In this paper, aging precipitates and their high effects on mechanical properties of squeeze-cast Al–5Cu-0.6Li-0.5Mn-0.3Mg-0.15Ti alloy (a novel Al–Cu–Li–Mn alloy) were investigated to reveal strengthening & toughening mechanism. After T6 heat treatment (i.e., solution treatment at 530 °C for 10 h + aging at 180 °C for 8 h), its ultimate tensile strength (UTS), yield strength (YS) and elongation (El.) are 465 MPa, 310 MPa and 16.5%, respectively. Compared with the as-cast Al–Cu–Li–Mn alloy, the UTS and YS are increased by 55% and 63.2%, respectively, with almost no loss in ductility.

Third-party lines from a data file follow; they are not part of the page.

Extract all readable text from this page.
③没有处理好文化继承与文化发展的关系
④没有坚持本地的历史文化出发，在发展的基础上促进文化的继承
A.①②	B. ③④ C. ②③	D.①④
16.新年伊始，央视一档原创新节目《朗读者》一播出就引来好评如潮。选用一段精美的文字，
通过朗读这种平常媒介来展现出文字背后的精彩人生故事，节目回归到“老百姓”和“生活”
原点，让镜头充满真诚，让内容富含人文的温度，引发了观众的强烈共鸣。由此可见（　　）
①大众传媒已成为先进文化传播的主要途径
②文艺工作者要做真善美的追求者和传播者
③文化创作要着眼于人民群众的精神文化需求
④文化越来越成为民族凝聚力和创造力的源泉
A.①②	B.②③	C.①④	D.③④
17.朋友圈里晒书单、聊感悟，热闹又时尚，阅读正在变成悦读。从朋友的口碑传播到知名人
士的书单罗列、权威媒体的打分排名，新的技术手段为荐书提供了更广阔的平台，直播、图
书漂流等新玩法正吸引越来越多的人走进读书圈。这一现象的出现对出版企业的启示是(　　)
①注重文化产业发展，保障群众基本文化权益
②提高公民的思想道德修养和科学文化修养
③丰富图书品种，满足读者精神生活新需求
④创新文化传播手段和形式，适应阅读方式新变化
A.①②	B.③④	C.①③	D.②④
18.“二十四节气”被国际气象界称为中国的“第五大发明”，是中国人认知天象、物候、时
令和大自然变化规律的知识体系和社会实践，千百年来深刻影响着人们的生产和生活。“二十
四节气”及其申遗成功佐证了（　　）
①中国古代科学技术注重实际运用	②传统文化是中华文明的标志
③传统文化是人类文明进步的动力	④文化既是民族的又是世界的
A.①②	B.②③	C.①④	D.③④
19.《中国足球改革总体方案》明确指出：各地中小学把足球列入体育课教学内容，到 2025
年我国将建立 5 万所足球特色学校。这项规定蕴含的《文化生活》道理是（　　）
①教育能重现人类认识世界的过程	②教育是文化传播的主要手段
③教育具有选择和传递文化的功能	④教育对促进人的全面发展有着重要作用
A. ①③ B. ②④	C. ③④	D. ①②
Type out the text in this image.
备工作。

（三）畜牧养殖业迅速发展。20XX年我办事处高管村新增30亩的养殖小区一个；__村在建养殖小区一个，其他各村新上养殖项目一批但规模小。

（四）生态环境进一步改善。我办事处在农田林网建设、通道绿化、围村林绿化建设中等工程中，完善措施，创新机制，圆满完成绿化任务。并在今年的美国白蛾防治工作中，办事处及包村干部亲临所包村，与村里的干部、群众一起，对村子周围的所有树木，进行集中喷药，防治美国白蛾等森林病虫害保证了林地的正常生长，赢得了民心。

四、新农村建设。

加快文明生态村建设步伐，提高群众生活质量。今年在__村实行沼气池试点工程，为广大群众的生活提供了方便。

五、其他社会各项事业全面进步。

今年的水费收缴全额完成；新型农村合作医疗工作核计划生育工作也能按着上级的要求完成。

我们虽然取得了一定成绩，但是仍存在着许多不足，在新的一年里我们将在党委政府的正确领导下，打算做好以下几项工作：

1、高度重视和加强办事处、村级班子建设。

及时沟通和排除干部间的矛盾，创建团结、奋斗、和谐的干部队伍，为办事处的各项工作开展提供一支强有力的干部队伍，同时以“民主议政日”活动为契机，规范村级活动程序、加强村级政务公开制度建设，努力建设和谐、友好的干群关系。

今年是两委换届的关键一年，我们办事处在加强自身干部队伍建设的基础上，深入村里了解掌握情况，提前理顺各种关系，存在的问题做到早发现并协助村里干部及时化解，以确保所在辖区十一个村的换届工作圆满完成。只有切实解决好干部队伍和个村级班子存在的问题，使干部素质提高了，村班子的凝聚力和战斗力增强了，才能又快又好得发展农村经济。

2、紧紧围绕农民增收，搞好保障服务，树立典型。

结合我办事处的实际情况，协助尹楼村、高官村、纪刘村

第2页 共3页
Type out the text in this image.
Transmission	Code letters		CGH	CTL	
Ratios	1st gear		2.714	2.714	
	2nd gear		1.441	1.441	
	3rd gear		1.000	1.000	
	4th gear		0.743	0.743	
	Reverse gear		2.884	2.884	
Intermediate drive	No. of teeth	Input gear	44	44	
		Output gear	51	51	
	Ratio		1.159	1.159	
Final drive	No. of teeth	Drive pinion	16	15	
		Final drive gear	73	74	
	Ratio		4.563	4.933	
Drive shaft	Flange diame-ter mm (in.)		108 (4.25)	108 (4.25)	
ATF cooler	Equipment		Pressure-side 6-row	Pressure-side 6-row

Interestingly, the product of UTS and El. (i.e., UTS•El.) of the T6-treated Al–Cu–Li–Mn alloy reaches 7.67 GPa%, which is 50.4% higher than that of the as-cast Al–Cu–Li–Mn alloy and better than that of most third-generation or fourth-generation Al–Li and Li-free 2xxx alloys prepared by casting or plastic deformation followed by heat treatment. The uniformly dispersed submicron-sized T (AlxMnyCuz), nano-sized T1 (Al2CuLi) and much smaller θ' (Al2Cu) phases precipitated in the T6-treated Al–Cu–Li–Mn alloy are coherent or semi-coherent with aluminum matrix, which not only enhances strength but also delays strain localization and fracture. In addition, the actual average thickness of T1 and θ′ precipitates are about 2 nm and 3.5 nm, which are much larger than their critical values for the conversion of their strengthening mechanisms. Therefore, the main strengthening mechanism of the squeeze-cast Al–Cu–Li–Mn alloy is the Orowan bypassing mechanism rather than the shearing mechanism.